Cutting costs and adding flexibility are two primary reasons companies turn to outsourcers. Businesses hire fleets of domestic consultants to focus solely on a particular project, which, in many cases, delivers a higher return than forcing internal staffers to juggle that project along with other responsibilities. For offshore outsourcers, the return, conceivably, is greater: The most talented workers in foreign countries typically work for less than most in the U.S. The formula appears to be working and remains high on CIOs' radar. In the next five years, top IT executives expect U.S. companies to outsource more work to foreign countries than to domestic providers, our January Future of IT survey found. Many of these senior executives believe U.S. firms will at least double their spending on IT outsourcing by 2012.
Still, outsourcing carries risks. Outside vendors can hold up projects and companies can lose internal competence by farming out tasks, according to Eric K. Clemons, professor of operations, information management and management at the Wharton School of the University of Pennsylvania. What's more, companies jeopardize their control over proprietary skills and information, Clemons says.
There are operational risks, too. In the past, when companies gave application specifications to developers, for instance, they would ensure efficiency and reduce potential errors through constant negotiations and "back-channel communications," Clemons says.
"As software is developed remotely, by people with very different cultures and very different experiences, and with very limited opportunities for back-channel interactions, the quality of the spec deteriorates rapidly," he says. "As clients outsource more sophisticated software development, the operational risk--the risk that the software simply will not fully conform to the users' requirements--is very dramatically increased."
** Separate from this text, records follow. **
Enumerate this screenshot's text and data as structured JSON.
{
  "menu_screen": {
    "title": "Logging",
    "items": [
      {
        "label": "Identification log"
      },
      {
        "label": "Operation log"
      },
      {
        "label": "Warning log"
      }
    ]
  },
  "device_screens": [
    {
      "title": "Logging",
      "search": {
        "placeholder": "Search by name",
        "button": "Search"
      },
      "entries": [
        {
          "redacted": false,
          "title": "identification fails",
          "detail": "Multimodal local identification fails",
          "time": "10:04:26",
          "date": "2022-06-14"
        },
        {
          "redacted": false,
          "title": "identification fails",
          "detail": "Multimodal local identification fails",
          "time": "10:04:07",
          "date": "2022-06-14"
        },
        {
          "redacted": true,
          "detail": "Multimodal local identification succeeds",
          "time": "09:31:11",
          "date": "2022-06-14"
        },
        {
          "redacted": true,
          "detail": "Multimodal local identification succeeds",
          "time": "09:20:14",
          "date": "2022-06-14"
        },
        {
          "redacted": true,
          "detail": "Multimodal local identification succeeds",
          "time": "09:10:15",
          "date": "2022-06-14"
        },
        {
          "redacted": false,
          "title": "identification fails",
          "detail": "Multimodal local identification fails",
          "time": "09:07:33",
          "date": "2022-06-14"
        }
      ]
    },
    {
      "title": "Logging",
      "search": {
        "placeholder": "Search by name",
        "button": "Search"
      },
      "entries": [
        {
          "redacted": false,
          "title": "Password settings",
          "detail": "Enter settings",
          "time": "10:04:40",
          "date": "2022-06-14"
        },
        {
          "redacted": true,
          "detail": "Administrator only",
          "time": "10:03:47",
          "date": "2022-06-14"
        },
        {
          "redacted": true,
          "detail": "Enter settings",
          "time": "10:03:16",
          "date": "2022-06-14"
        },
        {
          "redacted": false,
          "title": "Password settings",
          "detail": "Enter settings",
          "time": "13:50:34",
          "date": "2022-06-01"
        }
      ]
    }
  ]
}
And globalization is altering the geographic strategies most companies and outsourcers have employed in the past. Years ago, businesses pushed work to Japan, Korea and other countries where they could pay lower rates for top talent. Then workers in those countries started commanding higher fees than U.S. workers.
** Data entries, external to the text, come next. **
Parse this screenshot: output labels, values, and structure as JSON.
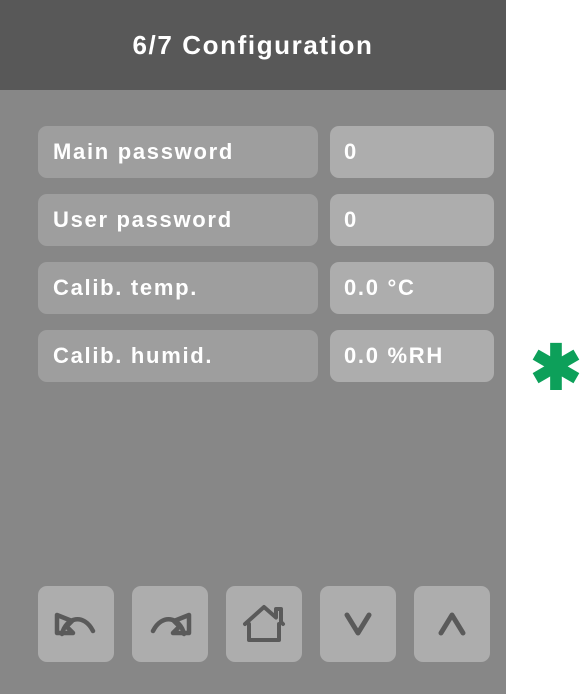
{
  "screen": {
    "title": "6/7 Configuration",
    "background_color": "#878787",
    "titlebar_color": "#585858",
    "label_pill_color": "#9e9e9e",
    "value_pill_color": "#adadad"
  },
  "settings": {
    "rows": [
      {
        "label": "Main password",
        "value": "0"
      },
      {
        "label": "User password",
        "value": "0"
      },
      {
        "label": "Calib. temp.",
        "value": "0.0 °C"
      },
      {
        "label": "Calib. humid.",
        "value": "0.0 %RH"
      }
    ]
  },
  "navigation": {
    "buttons": [
      {
        "icon": "undo-arrow-icon",
        "name": "undo-button"
      },
      {
        "icon": "redo-arrow-icon",
        "name": "redo-button"
      },
      {
        "icon": "home-icon",
        "name": "home-button"
      },
      {
        "icon": "chevron-down-icon",
        "name": "scroll-down-button"
      },
      {
        "icon": "chevron-up-icon",
        "name": "scroll-up-button"
      }
    ],
    "icon_color": "#5a5a5a"
  },
  "annotation": {
    "marker_glyph": "✱",
    "marker_color": "#0da05a"
  }
}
So the next great frontier became India. But fees there have been growing steadily--to the point where many companies are exploring the world for other countries with low-cost talent pools. "Chasing lowcost labor to do the same things has extreme limitations," Maitra says. "You're not going to stay on in India forever, because if you went there to reduce costs at a lower level, those costs are going up."
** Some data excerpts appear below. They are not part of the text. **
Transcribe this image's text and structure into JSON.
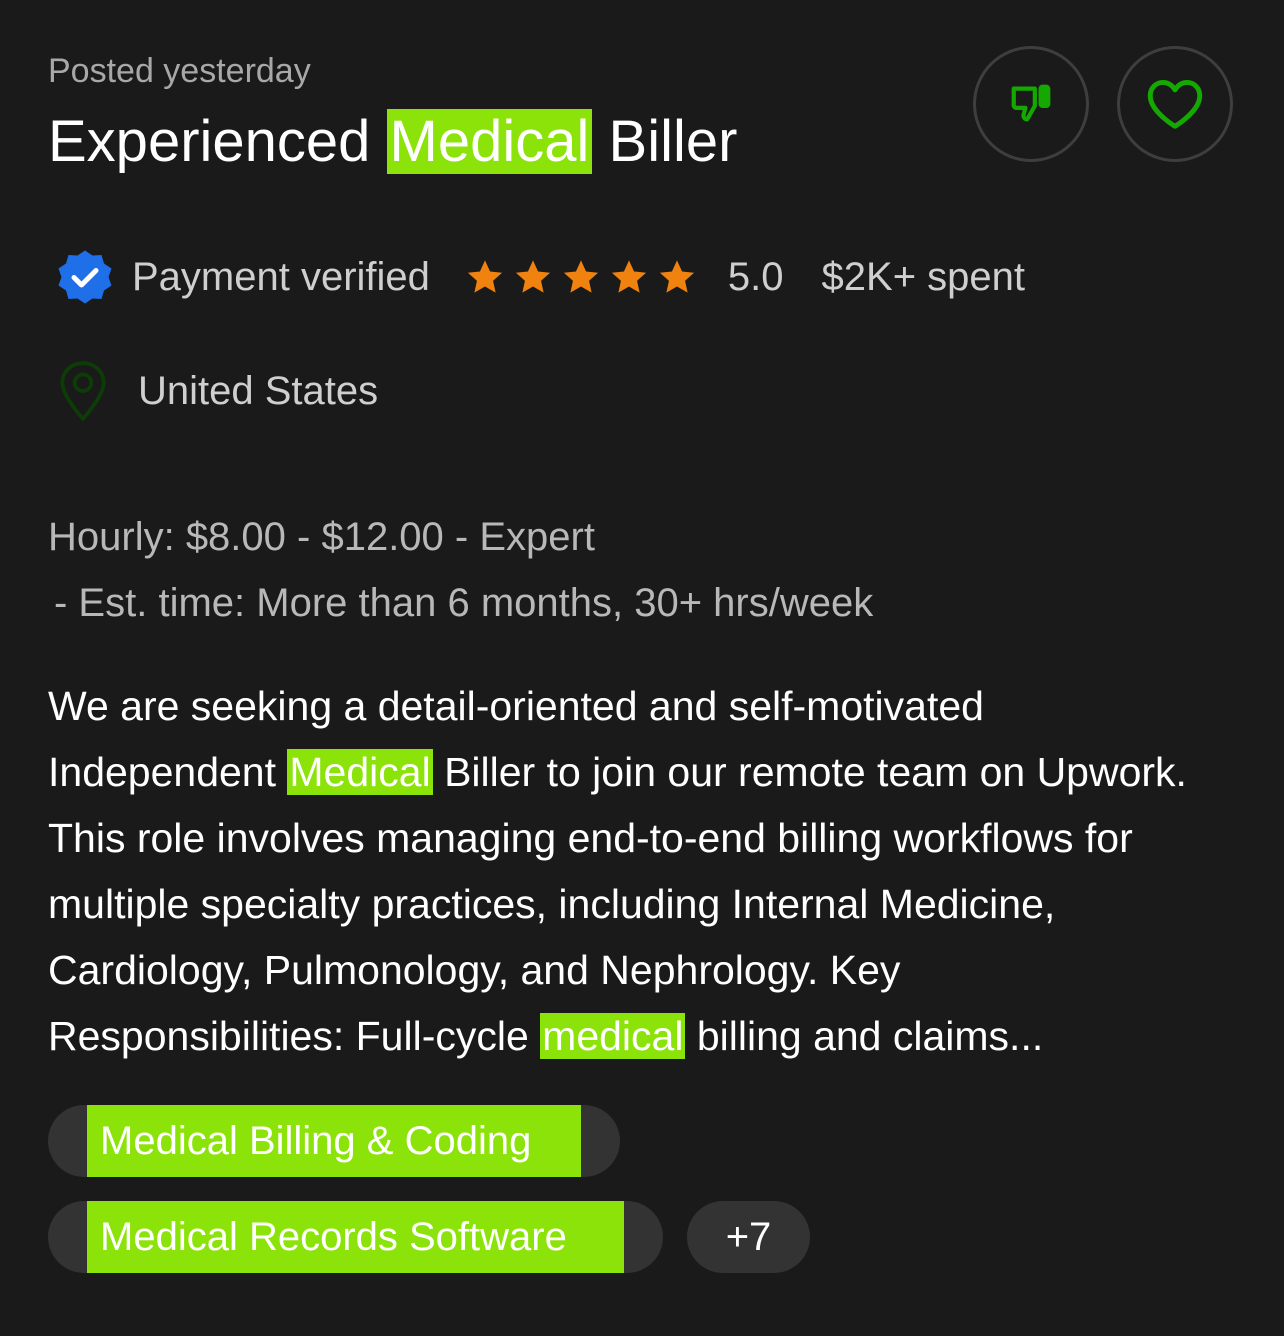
{
  "posted": "Posted yesterday",
  "title": {
    "before": "Experienced ",
    "highlight": "Medical",
    "after": " Biller"
  },
  "actions": {
    "dislike_icon": "thumbs-down-icon",
    "like_icon": "heart-icon"
  },
  "client": {
    "payment_status": "Payment verified",
    "rating_stars": 5,
    "rating": "5.0",
    "spent": "$2K+ spent",
    "location": "United States"
  },
  "budget": {
    "line1": "Hourly: $8.00 - $12.00 - Expert",
    "line2": "- Est. time: More than 6 months, 30+ hrs/week"
  },
  "description": {
    "l1": "We are seeking a detail-oriented and self-motivated",
    "l2_before": "Independent ",
    "l2_highlight": "Medical",
    "l2_after": " Biller to join our remote team on Upwork.",
    "l3": "This role involves managing end-to-end billing workflows for",
    "l4": "multiple specialty practices, including Internal Medicine,",
    "l5": "Cardiology, Pulmonology, and Nephrology. Key",
    "l6_before": "Responsibilities: Full-cycle ",
    "l6_highlight": "medical",
    "l6_after": " billing and claims..."
  },
  "skills": [
    "Medical Billing & Coding",
    "Medical Records Software"
  ],
  "more_skills": "+7",
  "colors": {
    "background": "#1a1a1a",
    "highlight": "#8be309",
    "star": "#f0820f",
    "verified": "#1f6fe8",
    "icon_green": "#14a800"
  }
}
In our March outsourcing survey, a majority of executives expressed a willingness to outsource strategic IT functions and applications. Still, that will only go so far, says Rich Brennen, who heads the information officer practice at the executive search firm Spencer Stuart. "It's sneaking up more than it's becoming an inherent strategy," he says. "Will it ever get there 100 percent? That depends." For example, Brennen doubts that a firm like Merrill Lynch would ever outsource its trading system or a company like FedEx would farm out its supply chain system.
But that's not to say there won't be some surprises in the tasks companies decide to outsource. Brennen harkens back to the "creep" of outsourcing, pointing to industries that have used outside firms to produce what many would consider those companies' competitive advantages. He cites retail businesses that have farmed out not only the production of their apparel but also the design, as well as product manufacturers that now have someone else create their key product lines.
Few thought any of that would ever happen. And if it's any indicator of corporate motivation for divvying up IT work, more crucial projects will be done by outsiders in the future.